The Workflow Task Timeout seems to occur randomly — sometimes right after the first activity completes, sometimes after the second, and occasionally after a signal is received. It feels like the workflow is idling after completing a task, waiting for something that never happens.

Any insights on what might be causing this?

Check if times match your worker restarts / shard movement on service side.
For restarts could check
sum(rate(service_requests{service_name="frontend", operation="DescribeNamespace"}[1m]) or on () vector(0))
for shard movement

sum(rate(sharditem_created_count{service_name=”history”}[1m]))
sum(rate(sharditem_removed_count{service_name=”history”}[1m]))
sum(rate(sharditem_closed_count{service_name=”history”}[1m]))

From event history looks like also you have non-deterministic issue (after workflow task timeout). Compare identity field of events 25 and 28 to see if its same worker or not. Also not really recommended to set workflow run/execution timeout (reason why your workflow execution timed out), whats use case to set that?

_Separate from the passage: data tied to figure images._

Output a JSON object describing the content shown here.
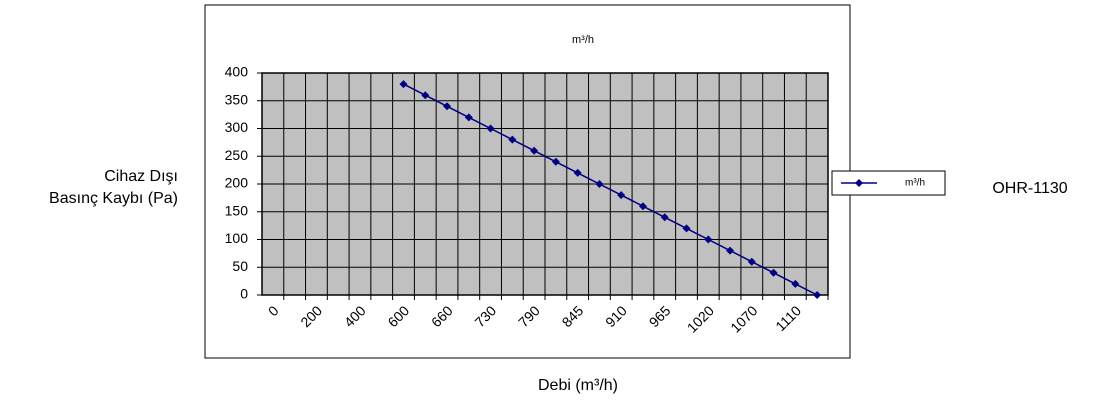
{
  "chart_data": {
    "type": "line",
    "title": "m³/h",
    "x_label": "Debi (m³/h)",
    "y_label": [
      "Cihaz Dışı",
      "Basınç Kaybı (Pa)"
    ],
    "side_note": "OHR-1130",
    "categories": [
      "0",
      null,
      "200",
      null,
      "400",
      null,
      "600",
      null,
      "660",
      null,
      "730",
      null,
      "790",
      null,
      "845",
      null,
      "910",
      null,
      "965",
      null,
      "1020",
      null,
      "1070",
      null,
      "1110",
      null
    ],
    "series": [
      {
        "name": "m³/h",
        "color": "#000080",
        "values": [
          null,
          null,
          null,
          null,
          null,
          null,
          380,
          360,
          340,
          320,
          300,
          280,
          260,
          240,
          220,
          200,
          180,
          160,
          140,
          120,
          100,
          80,
          60,
          40,
          20,
          0
        ]
      }
    ],
    "ylim": [
      0,
      400
    ],
    "yticks": [
      0,
      50,
      100,
      150,
      200,
      250,
      300,
      350,
      400
    ],
    "grid": true,
    "plot_background": "#c0c0c0",
    "legend": "right"
  }
}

Thank you for the reply @tihomir

I’m using temporal with postgresql.

  • What are these queries?
  • Where and how can I run them?

I think I can remove some of the timeouts, they are legacy from our first implementation.

They are different. It looks like that the temporal tried to change the worker after the timeout and then it got NDE. But I have checked the possible NDE with workflow check tool and there is no error in output.

[TMPRL1100] unknown command CommandType: Activity, ID: c3958b8c-f295-4b72-9c86-30618c4e9593, possible causes are nondeterministic workflow definition code or incompatible change in the workflow definition

c3958b8c-f295-4b72-9c86-30618c4e959 is the first activity of the workflow.

Queries are Grafana queries (server metrics). Is the first activity scheduled conditionally in your workflow code? Also check to make sure all workers have same activity code registered.

Found the NDE reason. I was using uuid for activityID for some reason in previous workflow versions. The activityID in temporal must be deterministic. I have removed it and now I can replay the history successfully.

I’m going to run a load test after fixing activityID issue. I expect another worker continue the task after we got workflow task timeout on the previous worker.